Sosyalist İşçi’nin 18 Ekim 2000 tarihli 143, sayısında “soykırım tabusunu yıkalım” başlıklı yazıda ezilenlerin tarihinin bir parçası olarak Ermenilere yönelik kanlı geçmişle hesaplaşmaya çağrı yer almaktadır. Yazıda “bizler tabii ki ezilenlerin tarihini anlatmak ve resmi tarihi teşhir etmekle yükümlüyüz ama sorun sadece tarih anlatımı değil bugünü de belirliyor bugünkü ırkçılığın kökenlerini oluşturuyor. Ermeni soykırımı yaşanmştır ve bunun sorumlusu Türk milliyetçiliğidir” denmektedir.
Sosyalist İşçi, 31 Ocak 2001 tarihli 148. sayısında “Ermeni soykırımı gizlenemez” başlıklı yazıda, Fransa parlamentosunda inkarın suç sayılması üzerine Türk egemen sınıfı tarafından geliştirilen tavırla tartışılmıştır. “Dış güçler”, “herkes bize düşman” argümanlarna karşı sorun dışarıda değil içerde diyerek Fransız mallarına karşı başlatılan boykot eleştirilmiştir. Sorunun nasıl içerde olduğunu açıklamak için bu toprakların kadim halklarından olan Ermenilerin Osmanlı döneminden itibaren neler yaşadıklarına ve cumhuriyetin kuruluşuyla birlikte nasıl kıyıma uğratıldığına ilişkin tarihsel gerçekliklere yer verilmiştir.
Sosyalist İşçi’nin 15 Şubat 2001 tarihli 149. sayısında sorunu konuşmak için nispeten diyalog kapısının aralandığı koşullarda “Diyalog kuracaksak; siz haklısınız diyen Ermenilerle ancak…” başlıklı yazıya yer vermiştir. Tarihsel ve güncel olarak katliamın sorumluluğunu taşıyanlardan hesap sorulması gerektiğin vurgulayan yazıda “hangi durumlarda başkasının acılarını paylaşıyoruz, hangisinde kendi acımızı başkalarına paylaştırmaya teşneyiz? Ermenilerle paylaşmaya açık olduğumuz sadece ve sadece kendi acımız mı yoksa?”denerek yüzleşme konusunda nasıl adm atılması gerektiği vurgulanmıştır.

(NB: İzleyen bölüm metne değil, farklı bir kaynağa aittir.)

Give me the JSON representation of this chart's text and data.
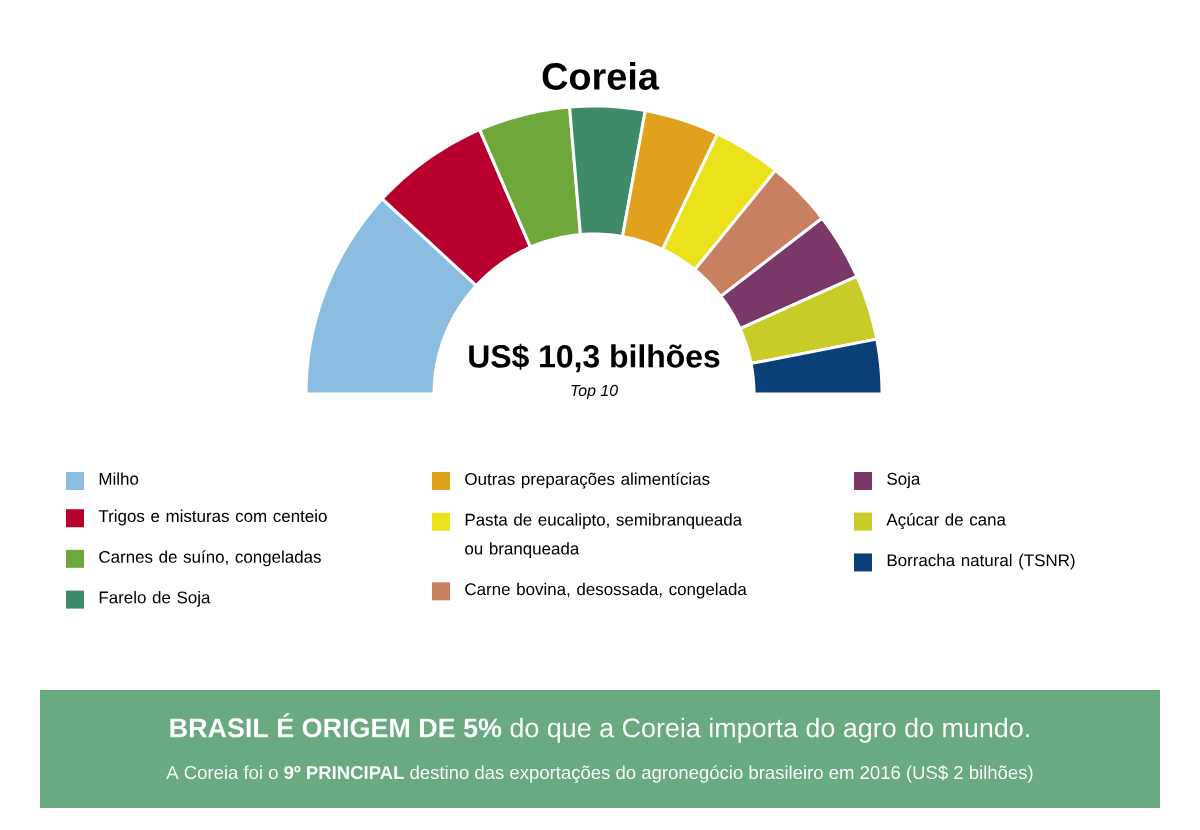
{
  "chart_data": {
    "type": "donut",
    "title": "Coreia",
    "categories": [
      "Milho",
      "Trigos e misturas com centeio",
      "Carnes de suíno, congeladas",
      "Farelo de Soja",
      "Outras preparações alimentícias",
      "Pasta de eucalipto, semibranqueada ou branqueada",
      "Carne bovina, desossada, congelada",
      "Soja",
      "Açúcar de cana",
      "Borracha natural (TSNR)"
    ],
    "values": [
      23.7,
      13.3,
      10.3,
      8.4,
      8.4,
      7.6,
      7.4,
      7.5,
      7.3,
      6.1
    ],
    "colors": [
      "#8bbde0",
      "#b8002e",
      "#6fa83a",
      "#3f8a68",
      "#e0a21c",
      "#ece21c",
      "#c88060",
      "#7a3868",
      "#c9cc28",
      "#0a3f78"
    ],
    "legend": "bottom",
    "annotations": [
      "US$ 10,3 bilhões",
      "Top 10",
      "**BRASIL É ORIGEM DE 5%** do que a Coreia importa do agro do mundo.",
      "A Coreia foi o **9º PRINCIPAL** destino das exportações do agronegócio brasileiro em 2016 (US$ 2 bilhões)"
    ]
  }
}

Sosyalist İşçi bundan sonraki sayılarında TCK 301. madde dolayısıyla Agos ve Hrant Dink’e açılan davalar, tehditler yer veren ve bu yazının sınırlarını aşan pek çok haber, yorum yer almıştır. Hrant’ın katledilmesinin ardından çıkan 269. sayının kapağı “Hepimiz Ermeniyiz”dir. 301. maddenin kaldırılması için Ermeni soykırımının tanınması ve milliyetçilerden hesap sorulması için “yas tutma örgütlen” vurgusuyla yayınlanmıştır. Ve Sosyalist İşçi okurlarına verdiği sözü tutarak Hrant Dink cinayeti davasının sıkı bir takipçisi olmuştur.
Ermeni soykırımının 70. yılı dolayısıyla yayınlanan ilk yazıdan bu yana 30 yıl geçmiş. Sosyalist İşçi sayfaları şimdi yüz yıllık inkar süreci için mücadele eden, devletten hesap soran kampanyaların, aktivistlerin haberleriyle dolu. Sosyalist İşçi yayın hayatında okurlarıyla birlikte bir tabunun yıkılmasında mücadele etmeye devam edecektir.